Are Markets Overbought, Oversold Or Fairly Valued

I’ve heard all three from various pundits, managers, analysts, journalist and economist. I have not had time to do my own homework, so I can’t really say with any conviction. However, I would assume were not overbought. Whether or not were oversold is questionable and probably sector/name dependent. With respect to being fairly valued, well, I guess that’s questionable too. What do you think, and why?

I think it depends from the sector, the company value and the country in which the company trade. In my opinion, it is tooo generic to consider the whole market

I’d have to think about it more to develop a more nuanced view, and I agree with strangedays. I think panic has taken down a lot of good companies with the bad, and so the trick is how to sort through the rubble.

In any market you are going to get all three answers. Big money is generally the ones setting prices and every transaction is two sided. So two smart, hardworking managers (maybe CFAs) have differing views on the same stock or option or whatever. Of course only one is the correct answer, but it is pretty hard to figure it out most of the time.

One thing for sure is that the market is extremely volatile now.

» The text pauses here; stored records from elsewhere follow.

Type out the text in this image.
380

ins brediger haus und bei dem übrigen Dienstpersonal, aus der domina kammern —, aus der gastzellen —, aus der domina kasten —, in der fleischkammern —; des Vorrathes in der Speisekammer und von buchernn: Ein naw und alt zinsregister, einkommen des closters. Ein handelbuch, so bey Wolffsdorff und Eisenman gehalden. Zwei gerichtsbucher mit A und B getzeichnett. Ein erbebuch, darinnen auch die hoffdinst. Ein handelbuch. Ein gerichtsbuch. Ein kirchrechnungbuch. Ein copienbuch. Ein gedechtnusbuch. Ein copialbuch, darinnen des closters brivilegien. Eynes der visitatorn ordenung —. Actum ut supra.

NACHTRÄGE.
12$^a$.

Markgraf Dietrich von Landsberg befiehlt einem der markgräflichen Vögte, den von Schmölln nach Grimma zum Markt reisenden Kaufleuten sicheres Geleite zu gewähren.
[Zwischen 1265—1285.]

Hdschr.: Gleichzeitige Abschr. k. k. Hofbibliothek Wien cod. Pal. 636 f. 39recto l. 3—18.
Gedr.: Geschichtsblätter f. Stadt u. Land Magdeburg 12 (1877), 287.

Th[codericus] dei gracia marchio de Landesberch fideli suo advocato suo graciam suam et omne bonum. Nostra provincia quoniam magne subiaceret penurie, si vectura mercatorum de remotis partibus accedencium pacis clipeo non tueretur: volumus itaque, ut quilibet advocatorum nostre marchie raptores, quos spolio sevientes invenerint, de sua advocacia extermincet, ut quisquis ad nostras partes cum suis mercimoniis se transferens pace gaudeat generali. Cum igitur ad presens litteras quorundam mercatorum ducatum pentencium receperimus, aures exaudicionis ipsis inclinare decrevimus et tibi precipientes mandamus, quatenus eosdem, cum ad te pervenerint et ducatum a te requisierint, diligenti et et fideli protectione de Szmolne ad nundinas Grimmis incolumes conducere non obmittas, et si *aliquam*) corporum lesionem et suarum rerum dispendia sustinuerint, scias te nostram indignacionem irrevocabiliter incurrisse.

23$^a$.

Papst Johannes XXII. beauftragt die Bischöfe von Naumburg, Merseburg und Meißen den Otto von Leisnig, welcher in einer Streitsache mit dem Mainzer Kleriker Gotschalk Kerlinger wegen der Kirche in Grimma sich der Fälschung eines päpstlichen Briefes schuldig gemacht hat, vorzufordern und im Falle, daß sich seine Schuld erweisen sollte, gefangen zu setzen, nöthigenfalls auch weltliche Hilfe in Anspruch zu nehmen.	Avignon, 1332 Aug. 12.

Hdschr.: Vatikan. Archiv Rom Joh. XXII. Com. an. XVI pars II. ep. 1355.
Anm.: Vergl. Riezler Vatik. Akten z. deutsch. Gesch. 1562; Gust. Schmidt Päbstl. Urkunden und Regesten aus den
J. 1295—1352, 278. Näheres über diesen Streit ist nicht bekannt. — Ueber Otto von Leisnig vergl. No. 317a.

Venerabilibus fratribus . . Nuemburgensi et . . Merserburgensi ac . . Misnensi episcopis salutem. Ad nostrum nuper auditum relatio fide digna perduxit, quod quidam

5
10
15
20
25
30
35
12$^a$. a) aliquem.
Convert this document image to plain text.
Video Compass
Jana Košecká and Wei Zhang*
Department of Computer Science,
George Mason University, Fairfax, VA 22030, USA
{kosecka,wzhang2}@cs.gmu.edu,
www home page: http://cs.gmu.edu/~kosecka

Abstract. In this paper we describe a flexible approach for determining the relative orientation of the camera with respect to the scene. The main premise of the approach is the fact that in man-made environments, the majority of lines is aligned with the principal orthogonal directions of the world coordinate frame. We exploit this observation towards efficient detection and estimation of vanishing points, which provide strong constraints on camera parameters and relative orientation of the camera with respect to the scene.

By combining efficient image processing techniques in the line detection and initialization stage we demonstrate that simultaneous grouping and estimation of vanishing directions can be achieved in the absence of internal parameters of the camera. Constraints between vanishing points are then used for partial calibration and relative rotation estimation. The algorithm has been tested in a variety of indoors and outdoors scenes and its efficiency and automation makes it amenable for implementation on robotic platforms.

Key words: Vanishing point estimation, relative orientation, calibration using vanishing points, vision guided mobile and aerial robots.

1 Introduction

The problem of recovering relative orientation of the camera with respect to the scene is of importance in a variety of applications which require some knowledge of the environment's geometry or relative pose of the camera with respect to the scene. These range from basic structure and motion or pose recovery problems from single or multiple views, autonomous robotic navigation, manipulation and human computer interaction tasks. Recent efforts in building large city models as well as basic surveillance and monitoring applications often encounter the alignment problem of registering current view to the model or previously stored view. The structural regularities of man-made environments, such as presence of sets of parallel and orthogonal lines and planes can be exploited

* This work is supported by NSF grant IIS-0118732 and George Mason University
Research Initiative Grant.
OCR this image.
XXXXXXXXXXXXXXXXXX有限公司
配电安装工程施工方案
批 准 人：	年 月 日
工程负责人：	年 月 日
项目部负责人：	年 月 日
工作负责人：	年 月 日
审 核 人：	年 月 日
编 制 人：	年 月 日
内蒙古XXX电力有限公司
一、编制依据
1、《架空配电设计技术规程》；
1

Overbought… recessions don’t happen in a month… It doesn’t work that way…

Isn’t it possible that the market knows of the recession as has already priced it with the close to 50% drop?

ymc Wrote: ------------------------------------------------------- > One thing for sure is that the market is extremely > volatile now. Good observation YMC.

Definitely grossly overbought.

PtrainerNY Wrote: ------------------------------------------------------- > Overbought… recessions don’t happen in a > month… It doesn’t work that way… Actually, stocks in general are undervalued on a historical basis. Do you actually do any research when coming to your false conclusions, or do you just take a wild guess?

overbought and oversold and extremely short term phenomena. “Fairly valued” is really a separate concept. It can be overbought and undervalued, or oversold and overvalued.